Recall that functions are taken into consideration even if their graphs consist of y-axis symmetry or odd if their graphs consist of rotational symmetry about the origin. Algebraically, 𝑓(−𝑥) = −𝑓(𝑥) holds true for all odd functions while 𝑓(−𝑥) = 𝑓(𝑥) holds true for all even functions. Firstly, sketch each parent graph and find out if the function is even or odd. Then you will write the identities using the algebraic definitions.

Example:

Can you help Alex, prove the following identity with the help of the trig identities?

{sin³θ + cos³θ/sinθ + cosθ + sinθcosθ} = 1

Solution:

We make use of the following identity:

a³ + b³ = (a + b) (a² − ab + b²)

We apply the Pythagorean identities in order to prove this identity.

LHS = {sin³θ + cos³θ/sinθ + cosθ + sinθcosθ}

= (sinθ + cosθ) (sin²θ - sinθ cosθ + cos²θ) / sinθ + cosθ + sinθ cosθ

= (sin²θ - sinθ cosθ + cos²θ) + sinθcosθ

= sin²θ + cos²θ

= 1

= RHS

Hence proved.

FAQ (Frequently Asked Questions)

Q1. What are Trig Identities?

Answer: Trigonometric identities are mathematical equations that establish relation with different trigonometric functions and are true for any value of the variable that is present in the domain.
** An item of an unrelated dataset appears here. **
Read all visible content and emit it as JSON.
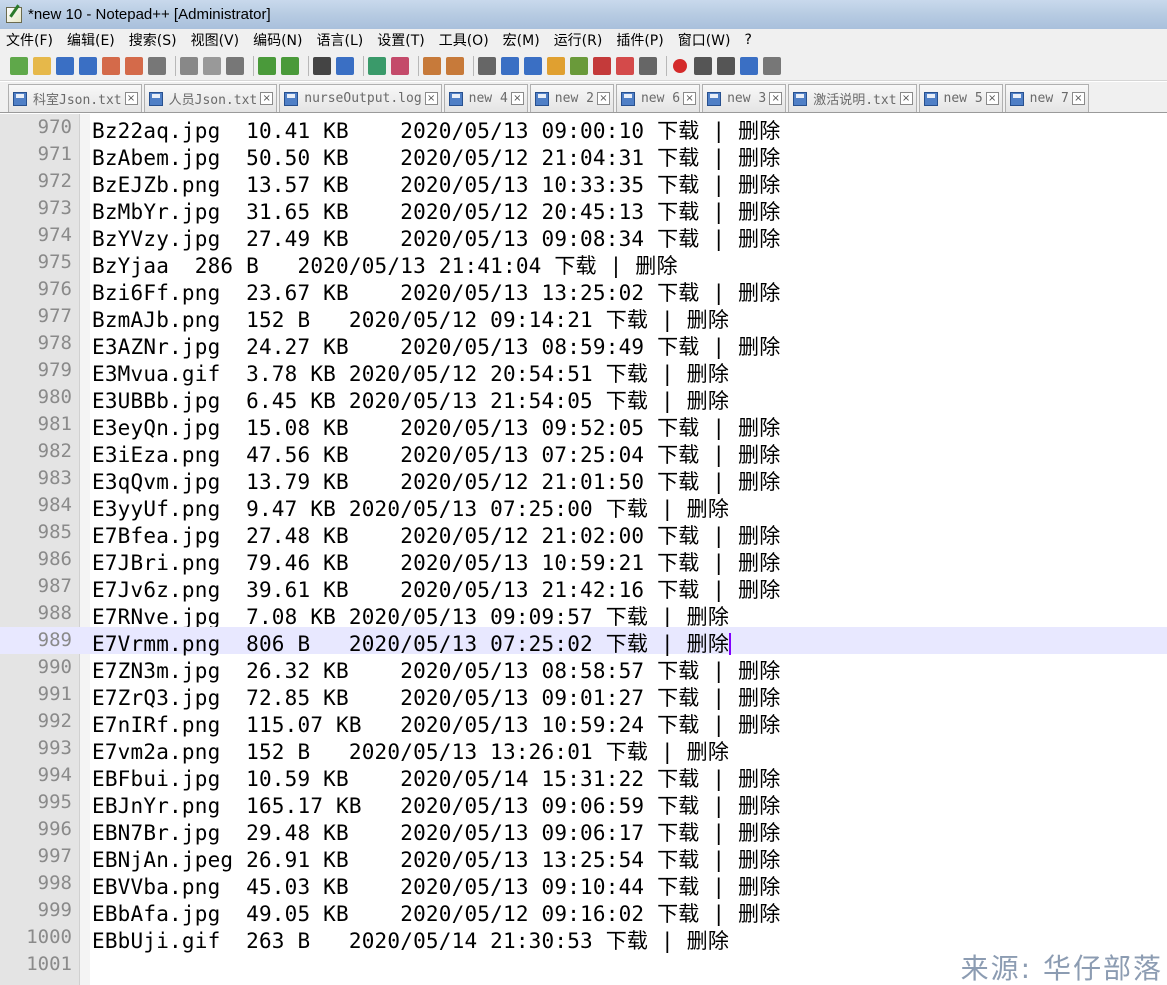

Usually, an identity is an equation that holds true for all the values of the variable(s) that are there.

For example, some of the algebraic identities are as follows:

(a + b)² = a² + b² + 2ab

(a - b)² = a² - b² - 2ab

(a + b) (a - b)² = a² - b²

The algebraic identities relate only the variables. On the other hand, the trig identities relate the 6 trigonometric functions which essentially include sin, cos, tan, sec, cosec, and cot.

Q2. What is Meant by Cofunction Identities?
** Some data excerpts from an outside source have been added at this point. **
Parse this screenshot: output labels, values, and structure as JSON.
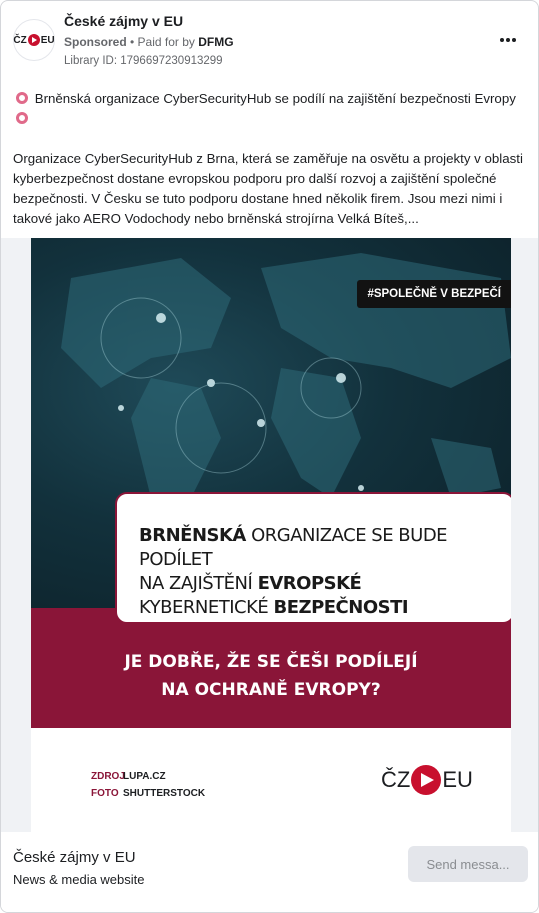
{
  "header": {
    "page_name": "České zájmy v EU",
    "sponsored": "Sponsored",
    "paid_for_prefix": "• Paid for by",
    "paid_for_by": "DFMG",
    "library_id": "Library ID: 1796697230913299",
    "avatar_text_left": "ČZ",
    "avatar_text_right": "EU",
    "more_icon": "more-horizontal-icon"
  },
  "post": {
    "line1": "Brněnská organizace CyberSecurityHub se podílí na zajištění bezpečnosti Evropy",
    "line2": "Organizace CyberSecurityHub z Brna, která se zaměřuje na osvětu a projekty v oblasti kyberbezpečnost dostane evropskou podporu pro další rozvoj a zajištění společné bezpečnosti. V Česku se tuto podporu dostane hned několik firem. Jsou mezi nimi i takové jako AERO Vodochody nebo brněnská strojírna Velká Bíteš,..."
  },
  "creative": {
    "hashtag": "#SPOLEČNĚ V BEZPEČÍ",
    "headline": [
      {
        "bold": "BRNĚNSKÁ",
        "rest": " ORGANIZACE SE BUDE PODÍLET"
      },
      {
        "bold": "",
        "rest": "NA ZAJIŠTĚNÍ ",
        "bold2": "EVROPSKÉ"
      },
      {
        "bold": "",
        "rest": "KYBERNETICKÉ ",
        "bold2": "BEZPEČNOSTI"
      }
    ],
    "slogan_1": "JE DOBŘE, ŽE SE ČEŠI PODÍLEJÍ",
    "slogan_2": "NA OCHRANĚ EVROPY?",
    "credit_source_key": "ZDROJ",
    "credit_source_val": "LUPA.CZ",
    "credit_photo_key": "FOTO",
    "credit_photo_val": "SHUTTERSTOCK",
    "logo_left": "ČZ",
    "logo_right": "EU",
    "colors": {
      "maroon": "#8a1538",
      "brand_red": "#c8102e",
      "map_dark": "#0c1f27"
    }
  },
  "footer": {
    "title": "České zájmy v EU",
    "subtitle": "News & media website",
    "send_button": "Send messa..."
  }
}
Answer: The trig functions such as cosine, cosecant and cotangent on the right side of the hexagon are the cofunctions of sine, secant and tangent on the left, respectively. Therefore, sine and cosine are the cofunctions; thus the “co” in cosine.

Cofunction identities are formed from x and π/2 − x being a pair of complementary angles. That implies they can be found going right to left or going left to right on the trigonometry hexagon.

Q3. What is Meant by Quotient Identities?

Answer: Along the external edges of the hexagon, any trig function is equivalent to the quotient of the functions on the following two consecutive vertices in either direction.